Wall Street veterans will recall that the 2008 financial collapse had early warning signs from highly-leveraged funds the prior year. On June 7, 2007, the U.S. investment bank, Bear Stearns, quietly sent a letter to investors in its High-Grade Structured Credit Strategies Enhanced Leverage Fund, advising that it was suspending withdrawals because the “investment manager believes the company will not have sufficient liquid assets to pay investors.”

In July of 2007, Bear Stearns updated that missive as well as to a sister fund, advising that there was “effectively no value left” in the first fund and “very little value left” in the second fund. Both funds had gorged on bonds and/or derivatives related to the subprime mortgage market.

In August of 2007, BNP Paribas, the large French bank, announced it was freezing withdrawals at three of its funds with a total of $2.2 billion in investments.

If the New York Fed is willfully foaming the runways for Wall Street to cushion the unwinding of illiquid assets at hedge funds to meet withdrawal requests, it would not be the first time that there has been a surreptitious foaming of the runways for Wall Street hubris. (It’s fairly safe to assume that Wall Street investment banks created the illiquid assets that are now clogging the financial plumbing at hedge funds and mutual funds just as their subprime securitizations blew up the Street in 2008.)

There are two very dark and disturbing paragraphs in Neil Barofsky’s 2012 book, Bailout: An Inside Account of How Washington Abandoned Main Street While Rescuing Wall Street. Barofsky was the Special Inspector General of the Troubled Asset Relief  Program (TARP), a shiny ($700 billion) object approved by Congress to inject money into Wall Street banks during the financial crisis while distracting the public’s attention away from the secret $29 trillion that the Federal Reserve was pumping into Wall Street banks and their foreign derivative counterparties from December 2007 to the middle of 2010 – without one elected official giving approval or even being aware it was happening. (The Fed lost a multi-year court battle and had to disclose the details and a Government Accountability Office audit of the Fed’s bailout programs provided more details in July 2011.)

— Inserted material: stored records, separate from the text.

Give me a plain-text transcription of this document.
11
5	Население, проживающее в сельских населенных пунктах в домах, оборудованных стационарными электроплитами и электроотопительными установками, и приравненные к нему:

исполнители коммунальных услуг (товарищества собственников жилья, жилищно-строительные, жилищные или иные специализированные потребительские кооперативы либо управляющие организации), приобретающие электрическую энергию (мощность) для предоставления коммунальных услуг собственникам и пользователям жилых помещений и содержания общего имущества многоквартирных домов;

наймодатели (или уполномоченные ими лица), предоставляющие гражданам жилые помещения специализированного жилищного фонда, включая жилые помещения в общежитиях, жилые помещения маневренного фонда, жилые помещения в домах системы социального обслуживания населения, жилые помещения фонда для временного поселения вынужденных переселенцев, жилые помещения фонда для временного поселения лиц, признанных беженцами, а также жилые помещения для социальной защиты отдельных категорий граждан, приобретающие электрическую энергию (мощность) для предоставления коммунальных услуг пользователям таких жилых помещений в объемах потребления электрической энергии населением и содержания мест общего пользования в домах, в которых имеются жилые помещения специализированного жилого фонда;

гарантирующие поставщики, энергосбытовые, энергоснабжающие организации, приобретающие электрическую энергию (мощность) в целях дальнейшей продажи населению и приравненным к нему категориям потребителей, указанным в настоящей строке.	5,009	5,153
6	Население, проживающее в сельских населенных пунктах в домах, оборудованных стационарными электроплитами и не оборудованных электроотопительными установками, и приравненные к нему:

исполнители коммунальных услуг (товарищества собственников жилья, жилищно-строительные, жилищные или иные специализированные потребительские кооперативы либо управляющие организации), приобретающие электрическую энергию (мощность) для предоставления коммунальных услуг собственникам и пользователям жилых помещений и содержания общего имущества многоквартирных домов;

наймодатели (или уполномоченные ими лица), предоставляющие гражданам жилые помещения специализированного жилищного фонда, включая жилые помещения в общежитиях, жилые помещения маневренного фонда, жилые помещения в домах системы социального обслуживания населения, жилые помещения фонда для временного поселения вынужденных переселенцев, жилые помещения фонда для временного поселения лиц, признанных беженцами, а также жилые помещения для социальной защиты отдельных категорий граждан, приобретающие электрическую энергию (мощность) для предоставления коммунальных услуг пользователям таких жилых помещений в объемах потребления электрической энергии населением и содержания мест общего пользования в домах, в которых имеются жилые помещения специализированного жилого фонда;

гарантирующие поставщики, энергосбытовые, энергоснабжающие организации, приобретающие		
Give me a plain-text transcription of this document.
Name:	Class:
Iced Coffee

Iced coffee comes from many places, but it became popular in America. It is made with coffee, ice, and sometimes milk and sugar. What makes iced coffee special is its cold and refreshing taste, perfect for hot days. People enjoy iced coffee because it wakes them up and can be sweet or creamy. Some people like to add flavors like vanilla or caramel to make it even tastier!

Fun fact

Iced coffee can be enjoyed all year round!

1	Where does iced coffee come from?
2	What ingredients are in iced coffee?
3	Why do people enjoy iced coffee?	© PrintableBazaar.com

According to Barofsky’s account in his book, the Home Affordable Modification Program (HAMP) did not have a primary objective of keeping struggling families and children in their homes. It’s real goal, according to then U.S. Treasury Secretary Tim Geithner, was to “foam the runway” for the banks. Where did Tim Geithner come from? He had been at the helm of the Fed’s Wall Street bailout as President of the New York Fed. He “failed up” to the position of U.S. Treasury Secretary.

Barofsky writes in his book:

“For a good chunk of our allotted meeting time, Elizabeth Warren grilled Geithner about HAMP, barraging him with questions about how the program was going to start helping home owners.  In defense of the program, Geithner finally blurted out, ‘We estimate that they can handle ten million foreclosures, over time,’ referring to the banks. ‘This program will help foam the runway for them.’

“A lightbulb went on for me.  Elizabeth had been challenging Geithner on how the program was going to help home owners, and he had responded by citing how it would help the banks. Geithner apparently looked at HAMP as an aid to the banks, keeping the full flush of foreclosures from hitting the financial system all at the same time.  Though they could handle up to ‘10 million foreclosures’ over time, any more than that, or if the foreclosures were too concentrated, and the losses that the banks might suffer on their first and second mortgages could push them into insolvency, requiring yet another round of TARP bailouts.  So HAMP would ‘foam the runway’ by stretching out the foreclosures, giving the banks more time to absorb losses while the other parts of the bailouts juiced bank profits that could then fill the capital holes created by housing losses.”

It’s long past the time for Congressional hearings on the Fed’s newly constructed money spigot to Wall Street as the U.S. taxpayer is the ultimate backstop for the Fed’s $4 trillion and rapidly growing balance sheet.